Annual Read Russia Prize to be awarded in New York

The annual Read Russia Prize for Russian literature in English translation will be awarded in New York on May 29. There are seven nominees on the shortlist, including two new translations of Leo Tolstoy’s “Anna Karenina,” one by Rosamund Bartlett and another by Marian Schwartz.

Other books include Fyodor Dostoyevsky’s “Crime and Punishment,” translated by Oliver Ready, “Selected Poems” by the Silver Age poet Vladislav Khodasevich, translated by Peter Daniels, and the fantastic novel “Before and During” by Vladimir Sharov, which was written in 1993 and is set in a psychiatric clinic in Moscow during the long decades of late-Soviet stagnation. It is also translated by Oliver Ready.

The contemporary writer and journalist Anna Starobinets features for her work “The Icarus Gland,” translated by Jamie Rann, while the late Russian-American author Sergei Dovlatov features for “Pushkin Hills,” which was translated in 2013 by his daughter Katherine. It is a partially autobiographical work that follows Boris, an unpublished author on his way to work as a tour guide in the poet Alexander Pushkin’s old family estates.

“Pushkin Hills” is also the only Russian book among the 10 finalists for the fiction category of the Best Translated Book Award. This prize is awarded by Three Percent, the online literary magazine for Open Letter Books – the University of Rochester’s literary translation press.

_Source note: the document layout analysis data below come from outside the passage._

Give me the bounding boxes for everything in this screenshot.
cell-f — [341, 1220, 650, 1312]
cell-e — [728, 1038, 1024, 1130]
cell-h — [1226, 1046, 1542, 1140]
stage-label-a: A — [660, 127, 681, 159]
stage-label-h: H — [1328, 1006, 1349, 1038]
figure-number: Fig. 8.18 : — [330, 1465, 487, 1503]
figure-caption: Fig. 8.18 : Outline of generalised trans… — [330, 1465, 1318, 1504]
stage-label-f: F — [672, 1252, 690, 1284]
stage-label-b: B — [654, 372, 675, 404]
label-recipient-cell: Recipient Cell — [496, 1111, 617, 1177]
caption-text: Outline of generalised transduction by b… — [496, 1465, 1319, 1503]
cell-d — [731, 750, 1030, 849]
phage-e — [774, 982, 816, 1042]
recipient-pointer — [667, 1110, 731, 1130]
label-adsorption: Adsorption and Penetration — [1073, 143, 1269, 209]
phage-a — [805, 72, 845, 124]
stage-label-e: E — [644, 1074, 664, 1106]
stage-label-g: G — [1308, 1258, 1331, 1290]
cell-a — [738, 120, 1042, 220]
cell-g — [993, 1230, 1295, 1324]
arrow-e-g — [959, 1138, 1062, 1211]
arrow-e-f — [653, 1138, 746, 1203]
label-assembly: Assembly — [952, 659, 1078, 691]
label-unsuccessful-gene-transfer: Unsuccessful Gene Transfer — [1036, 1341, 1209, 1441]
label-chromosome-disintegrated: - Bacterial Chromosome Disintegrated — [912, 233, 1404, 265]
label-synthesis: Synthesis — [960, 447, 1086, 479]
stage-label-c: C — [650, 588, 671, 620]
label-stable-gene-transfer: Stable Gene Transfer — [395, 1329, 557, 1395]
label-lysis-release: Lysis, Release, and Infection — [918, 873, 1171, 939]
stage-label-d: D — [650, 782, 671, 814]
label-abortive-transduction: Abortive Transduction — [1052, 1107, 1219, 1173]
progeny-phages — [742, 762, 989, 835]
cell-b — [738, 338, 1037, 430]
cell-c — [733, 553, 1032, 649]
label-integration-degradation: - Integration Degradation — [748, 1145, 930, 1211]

Katherine Dovlatov told RBTH: “When I decided to try translating dad's ‘Zapovednik’ [The Russian title of “Pushkin Hills”] I wasn't entirely sure I could do it, that I had what it takes to do justice to my dad's work. Being shortlisted for not one but two translation prizes feels incredible. It makes me think that I have done something right. It gives me confidence to translate more. Just being shortlisted feels like a win.”

The ceremony for the 2015 Read Russia Prize will be held in the Grolier Club in New York City. Professor Gary Saul Morson, translator and Frances Hooper Professor of the Arts and Humanities at Northwestern University, will assist in presenting the awards to the winning translators and publishers.

Read Russia, founded in 2012 by Peter Kaufman, is an initiative based in Moscow, New York, and London that celebrates Russian literature and culture. Through innovative programs, projects, and events supporting the English-language translation and publication of Russian works, Read Russia gives international audiences fresh opportunities to engage – in person, on screen, and online – with Russia’s literary leaders and heritage.